Fan explains why she spent $30,000 to re-create the bridge of Star Trek's Enterprise

If you're reading Blastr, chances are you've wanted to live on the Enterprise, quaff a glass of tranya and wager your quatloos on a death match. You can't -- not until quatloos are legal tender. But if you're Line Rainville, you can have the next best thing: a full-sized basement that replicates the spirit of the NCC-1701.

When Rainville, a French Canadian novelist and scriptwriter, was refurbishing her basement, she thought she would spend $30,000 on something she really wanted. Although the bulk of her budget went to necessities such as tiling, plumbing and electricity, she spent the rest of it on creating the look and feel of the 23rd century. "I had to renovate the basement anyway," she said.

Potential DIYers, take note. Rainvillep -- whose favorite episodes include "Operation: Annihilate," "The Corbomite Maneuver" and "Shore Leave," as well as the fan production Star Trek Continueshas no design experience. But she wasn't afraid of manual labor, which included painting walls and sawing wood, with a little help from family and friends. "I'm lucky for that," she said.

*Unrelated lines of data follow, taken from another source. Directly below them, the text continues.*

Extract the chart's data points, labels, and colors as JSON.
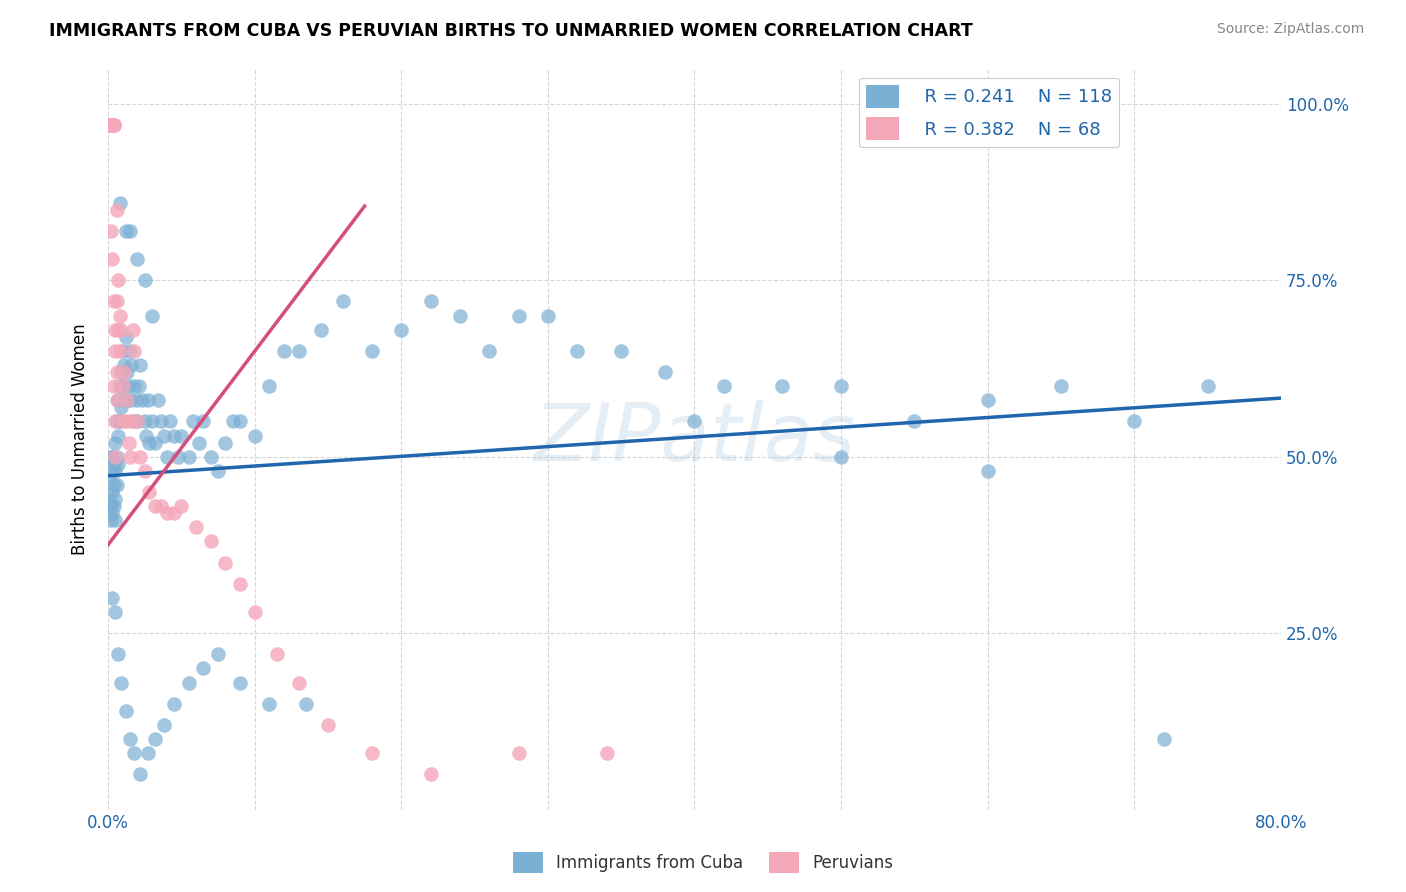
{
  "title": "IMMIGRANTS FROM CUBA VS PERUVIAN BIRTHS TO UNMARRIED WOMEN CORRELATION CHART",
  "source": "Source: ZipAtlas.com",
  "ylabel": "Births to Unmarried Women",
  "legend_blue_R": "0.241",
  "legend_blue_N": "118",
  "legend_pink_R": "0.382",
  "legend_pink_N": "68",
  "blue_color": "#7bafd4",
  "pink_color": "#f4a7b9",
  "blue_line_color": "#2166ac",
  "pink_line_color": "#d44f7a",
  "watermark": "ZIPatlas",
  "blue_scatter_x": [
    0.001,
    0.001,
    0.002,
    0.002,
    0.002,
    0.003,
    0.003,
    0.003,
    0.003,
    0.004,
    0.004,
    0.004,
    0.005,
    0.005,
    0.005,
    0.005,
    0.006,
    0.006,
    0.006,
    0.007,
    0.007,
    0.007,
    0.008,
    0.008,
    0.009,
    0.009,
    0.01,
    0.01,
    0.011,
    0.012,
    0.012,
    0.013,
    0.014,
    0.015,
    0.015,
    0.016,
    0.017,
    0.018,
    0.019,
    0.02,
    0.021,
    0.022,
    0.023,
    0.025,
    0.026,
    0.027,
    0.028,
    0.03,
    0.032,
    0.034,
    0.036,
    0.038,
    0.04,
    0.042,
    0.045,
    0.048,
    0.05,
    0.055,
    0.058,
    0.062,
    0.065,
    0.07,
    0.075,
    0.08,
    0.085,
    0.09,
    0.1,
    0.11,
    0.12,
    0.13,
    0.145,
    0.16,
    0.18,
    0.2,
    0.22,
    0.24,
    0.26,
    0.28,
    0.3,
    0.32,
    0.35,
    0.38,
    0.42,
    0.46,
    0.5,
    0.55,
    0.6,
    0.65,
    0.7,
    0.75,
    0.003,
    0.005,
    0.007,
    0.009,
    0.012,
    0.015,
    0.018,
    0.022,
    0.027,
    0.032,
    0.038,
    0.045,
    0.055,
    0.065,
    0.075,
    0.09,
    0.11,
    0.135,
    0.012,
    0.008,
    0.015,
    0.02,
    0.025,
    0.03,
    0.4,
    0.5,
    0.6,
    0.72
  ],
  "blue_scatter_y": [
    0.47,
    0.44,
    0.5,
    0.43,
    0.41,
    0.48,
    0.45,
    0.42,
    0.5,
    0.46,
    0.43,
    0.49,
    0.52,
    0.48,
    0.44,
    0.41,
    0.55,
    0.5,
    0.46,
    0.58,
    0.53,
    0.49,
    0.6,
    0.55,
    0.62,
    0.57,
    0.65,
    0.6,
    0.63,
    0.58,
    0.67,
    0.62,
    0.6,
    0.65,
    0.58,
    0.63,
    0.55,
    0.6,
    0.58,
    0.55,
    0.6,
    0.63,
    0.58,
    0.55,
    0.53,
    0.58,
    0.52,
    0.55,
    0.52,
    0.58,
    0.55,
    0.53,
    0.5,
    0.55,
    0.53,
    0.5,
    0.53,
    0.5,
    0.55,
    0.52,
    0.55,
    0.5,
    0.48,
    0.52,
    0.55,
    0.55,
    0.53,
    0.6,
    0.65,
    0.65,
    0.68,
    0.72,
    0.65,
    0.68,
    0.72,
    0.7,
    0.65,
    0.7,
    0.7,
    0.65,
    0.65,
    0.62,
    0.6,
    0.6,
    0.6,
    0.55,
    0.58,
    0.6,
    0.55,
    0.6,
    0.3,
    0.28,
    0.22,
    0.18,
    0.14,
    0.1,
    0.08,
    0.05,
    0.08,
    0.1,
    0.12,
    0.15,
    0.18,
    0.2,
    0.22,
    0.18,
    0.15,
    0.15,
    0.82,
    0.86,
    0.82,
    0.78,
    0.75,
    0.7,
    0.55,
    0.5,
    0.48,
    0.1
  ],
  "pink_scatter_x": [
    0.001,
    0.001,
    0.001,
    0.001,
    0.001,
    0.002,
    0.002,
    0.002,
    0.002,
    0.002,
    0.002,
    0.003,
    0.003,
    0.003,
    0.003,
    0.003,
    0.003,
    0.004,
    0.004,
    0.004,
    0.004,
    0.005,
    0.005,
    0.005,
    0.006,
    0.006,
    0.006,
    0.007,
    0.007,
    0.008,
    0.008,
    0.009,
    0.01,
    0.01,
    0.011,
    0.012,
    0.013,
    0.014,
    0.015,
    0.016,
    0.017,
    0.018,
    0.02,
    0.022,
    0.025,
    0.028,
    0.032,
    0.036,
    0.04,
    0.045,
    0.05,
    0.06,
    0.07,
    0.08,
    0.09,
    0.1,
    0.115,
    0.13,
    0.15,
    0.18,
    0.22,
    0.28,
    0.34,
    0.002,
    0.003,
    0.004,
    0.005,
    0.006
  ],
  "pink_scatter_y": [
    0.97,
    0.97,
    0.97,
    0.97,
    0.97,
    0.97,
    0.97,
    0.97,
    0.97,
    0.97,
    0.97,
    0.97,
    0.97,
    0.97,
    0.97,
    0.97,
    0.97,
    0.97,
    0.97,
    0.97,
    0.6,
    0.55,
    0.5,
    0.65,
    0.58,
    0.62,
    0.72,
    0.68,
    0.75,
    0.7,
    0.65,
    0.68,
    0.6,
    0.55,
    0.62,
    0.55,
    0.58,
    0.52,
    0.5,
    0.55,
    0.68,
    0.65,
    0.55,
    0.5,
    0.48,
    0.45,
    0.43,
    0.43,
    0.42,
    0.42,
    0.43,
    0.4,
    0.38,
    0.35,
    0.32,
    0.28,
    0.22,
    0.18,
    0.12,
    0.08,
    0.05,
    0.08,
    0.08,
    0.82,
    0.78,
    0.72,
    0.68,
    0.85
  ],
  "xlim": [
    0.0,
    0.8
  ],
  "ylim": [
    0.0,
    1.05
  ],
  "blue_line_x0": 0.0,
  "blue_line_x1": 0.8,
  "blue_line_y0": 0.473,
  "blue_line_y1": 0.583,
  "pink_line_x0": 0.0,
  "pink_line_x1": 0.175,
  "pink_line_y0": 0.375,
  "pink_line_y1": 0.855
}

Still, it took a year and a half of work (plus the prior six months of collecting items) to achieve Trek perfection.

If you want to undertake your own decorating mission, Rainville suggests you take it slowly ... but not because you need to make sure you've made the right design decision. "If you're as passionate as I am, they're going to like it." No, you need to take your time so you can savor the experience. "When I first started, I painted [the basement] gray. I enjoyed it. But people said it was sad to be surrounded by gray, so I added the red. I enjoyed that too. Go slowly to appreciate each step."

In terms of practical design advice, Rainville says, "The most important pieces are the smallest ones." She placed a lot of emphasis on getting the lighting and the buttons right. "Without the lights and buttons, it won't look Star Trek."

Rainville most enjoys her "home theater, where I have the main screen, the science officer panel and the communication panel." But her guests prefer a different section: the bathroom.

Her bathroom, which was "inspired by both the sick bay and the observation deck," is decorated with Starfleet tilework. From the pictures, you can see that the shower is large and, after a day wrestling Andorians, inviting.

Has anyone asked if they can bathe there? "Yes, they have. It's special."

George Takei, the former Mr. Sulu and current Facebook tastemaker, agreed enough to post her photos on his own page. He wrote, "Now, I wouldn't recommend just anyone do this. But you can't say this fangirl isn't living out her dream." 

Rainville is happily doing just that. "It's a place for me to relax, to connect with this capacity we have as a child to play, and to find that world where we can dream and feel we are somewhere else."

But Rainville can't say whether her project is complete or still a work in progress. "There are two rooms [downstairs] that I did not touch, a laundry room and a library," she said. "I'm thinking about the library."